With the awarding of this year’s Golden Bear to a documentary (Gianfranco Rosi’s Fuocoammare, about the impact of the European refugee crisis on a small island midway between Italy and Libya), for the first time in recent memory, “real life” was the recurring winner throughout the festival. Indeed, in terms of general quality, this year clearly tilted toward documentary. Alex Gibney’s Zero Days, also in the main competition, is sure to become one of the most discussed political documentaries. Ostensibly about the mysterious computer virus Stuxnet, a covert US-Israeli operation designed to destabilize Iranian nuclear reactors, the film is actually about the scary reality of twenty-first century cyberwarfare. Zero Days shows that the technology that governments now have access to can do a lot more than merely infect enemy computers with spyware; it can attack virtually any piece of infrastructure, from nuclear power plants to water-filtration systems and beyond, causing death and destruction on a mass scale. What’s even more frightening is that, unlike nuclear treaties, there are no international regulations governing such technology.
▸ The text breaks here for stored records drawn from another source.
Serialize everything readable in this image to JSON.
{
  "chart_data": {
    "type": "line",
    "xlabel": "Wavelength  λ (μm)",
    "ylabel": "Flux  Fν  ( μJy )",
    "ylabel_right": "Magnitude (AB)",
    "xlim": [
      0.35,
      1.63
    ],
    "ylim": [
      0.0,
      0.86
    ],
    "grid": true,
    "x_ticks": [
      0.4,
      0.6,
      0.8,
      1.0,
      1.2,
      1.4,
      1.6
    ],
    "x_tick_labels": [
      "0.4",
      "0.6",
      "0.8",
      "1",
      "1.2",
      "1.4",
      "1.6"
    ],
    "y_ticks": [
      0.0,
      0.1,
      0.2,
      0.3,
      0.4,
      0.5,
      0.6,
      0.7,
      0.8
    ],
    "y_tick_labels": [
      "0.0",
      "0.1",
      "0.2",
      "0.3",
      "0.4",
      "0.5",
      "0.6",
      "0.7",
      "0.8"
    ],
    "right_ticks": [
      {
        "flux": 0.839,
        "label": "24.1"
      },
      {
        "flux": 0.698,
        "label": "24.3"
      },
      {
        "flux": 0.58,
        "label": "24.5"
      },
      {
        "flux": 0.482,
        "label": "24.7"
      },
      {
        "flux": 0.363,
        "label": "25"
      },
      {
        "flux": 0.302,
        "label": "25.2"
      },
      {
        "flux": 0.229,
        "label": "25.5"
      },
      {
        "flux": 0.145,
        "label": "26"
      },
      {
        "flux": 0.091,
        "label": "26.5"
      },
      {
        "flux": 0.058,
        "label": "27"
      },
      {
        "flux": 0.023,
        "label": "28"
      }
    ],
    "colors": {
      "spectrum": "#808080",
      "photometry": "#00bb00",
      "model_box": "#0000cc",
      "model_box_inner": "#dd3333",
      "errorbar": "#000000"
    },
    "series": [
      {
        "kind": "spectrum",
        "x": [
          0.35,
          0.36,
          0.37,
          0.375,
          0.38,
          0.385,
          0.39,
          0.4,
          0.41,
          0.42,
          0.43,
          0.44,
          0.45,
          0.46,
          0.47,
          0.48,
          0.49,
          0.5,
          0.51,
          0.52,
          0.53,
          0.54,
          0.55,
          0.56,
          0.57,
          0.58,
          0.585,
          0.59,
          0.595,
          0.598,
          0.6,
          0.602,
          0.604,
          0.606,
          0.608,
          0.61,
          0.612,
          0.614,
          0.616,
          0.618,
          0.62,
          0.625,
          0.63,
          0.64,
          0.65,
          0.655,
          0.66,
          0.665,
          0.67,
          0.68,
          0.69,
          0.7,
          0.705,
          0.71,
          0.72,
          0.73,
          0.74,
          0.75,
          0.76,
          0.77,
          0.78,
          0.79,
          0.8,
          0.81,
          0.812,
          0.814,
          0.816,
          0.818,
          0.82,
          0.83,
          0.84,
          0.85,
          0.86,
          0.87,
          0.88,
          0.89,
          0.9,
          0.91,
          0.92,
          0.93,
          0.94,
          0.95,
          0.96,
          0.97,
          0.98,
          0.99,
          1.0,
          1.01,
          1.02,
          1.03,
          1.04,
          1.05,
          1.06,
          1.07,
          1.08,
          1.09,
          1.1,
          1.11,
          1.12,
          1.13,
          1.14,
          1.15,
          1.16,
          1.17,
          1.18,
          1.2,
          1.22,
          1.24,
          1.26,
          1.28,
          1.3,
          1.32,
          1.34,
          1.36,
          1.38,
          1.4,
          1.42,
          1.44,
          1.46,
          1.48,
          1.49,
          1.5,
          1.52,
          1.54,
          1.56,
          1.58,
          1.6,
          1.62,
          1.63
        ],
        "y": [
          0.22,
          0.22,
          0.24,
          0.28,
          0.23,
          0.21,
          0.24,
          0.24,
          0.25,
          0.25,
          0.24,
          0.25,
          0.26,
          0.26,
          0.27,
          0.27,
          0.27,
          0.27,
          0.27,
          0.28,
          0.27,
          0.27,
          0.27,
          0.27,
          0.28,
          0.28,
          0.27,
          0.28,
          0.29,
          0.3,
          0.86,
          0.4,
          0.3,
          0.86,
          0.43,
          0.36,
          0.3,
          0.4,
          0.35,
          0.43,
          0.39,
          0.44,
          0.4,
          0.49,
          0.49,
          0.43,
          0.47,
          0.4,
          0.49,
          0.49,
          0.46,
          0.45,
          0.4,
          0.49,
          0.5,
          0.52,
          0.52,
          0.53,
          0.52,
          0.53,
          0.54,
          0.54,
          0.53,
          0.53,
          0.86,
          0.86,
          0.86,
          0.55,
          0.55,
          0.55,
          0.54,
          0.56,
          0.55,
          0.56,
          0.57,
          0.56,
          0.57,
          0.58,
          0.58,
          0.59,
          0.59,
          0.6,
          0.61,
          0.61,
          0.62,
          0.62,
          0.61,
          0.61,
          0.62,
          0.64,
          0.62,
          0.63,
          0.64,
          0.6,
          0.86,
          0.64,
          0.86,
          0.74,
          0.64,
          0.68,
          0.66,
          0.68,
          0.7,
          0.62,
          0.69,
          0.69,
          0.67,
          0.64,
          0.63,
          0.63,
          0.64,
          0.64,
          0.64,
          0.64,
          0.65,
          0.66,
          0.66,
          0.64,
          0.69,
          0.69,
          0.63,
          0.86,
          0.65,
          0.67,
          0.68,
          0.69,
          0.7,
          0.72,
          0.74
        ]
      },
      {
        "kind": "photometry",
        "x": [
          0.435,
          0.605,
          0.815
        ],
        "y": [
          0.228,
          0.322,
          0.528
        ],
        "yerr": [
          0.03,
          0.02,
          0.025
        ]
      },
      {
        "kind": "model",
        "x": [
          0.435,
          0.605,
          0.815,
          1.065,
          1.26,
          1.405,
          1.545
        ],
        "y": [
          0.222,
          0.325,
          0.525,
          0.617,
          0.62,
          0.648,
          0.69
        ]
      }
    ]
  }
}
The overriding morality is “whatever you can get away with.”

Lee Dong-ha, Weekends, 2016, color, sound, 98 minutes.


Michael Moore’s latest, Where to Invade Next, which depicts European socialism (good) and American capitalism (bad) in black-and-white terms, was greeted with cheers and boos in equal measure at its first press screening. The mostly European audience presumably held a more nuanced view of the sociopolitical situation in their respective countries. Meanwhile, two films in the Panorama section—Lee Dong-ha’s Weekends and Sophia LuvarÓ’s Inside the Chinese Closet (2015)—showed the potentially ruinous effects of widespread homophobia in South Korea and China, and the ways in which certain young people are attempting to live through it.

On the less journalistic side, a number of works in the traditionally more “experimental” Forum program demonstrated the prowess with which certain filmmakers continue to challenge the limitations of the genre. In Nikolaus Geyrhalter’s Homo Sapiens, one can readily observe the influence of James Benning’s politically charged landscape filmmaking—and that’s hardly a bad thing. More than an exercise in ruin porn, Geyrhalter’s depiction of neglected built spaces renders a mesmerizing portrait of a species known for its rich, diverse array of creations—and its propensity to abandon those very accomplishments.

Travis Jeppesen

The 66th Internationale Filmfestspiele Berlin ran February 11 through February 21, 2016.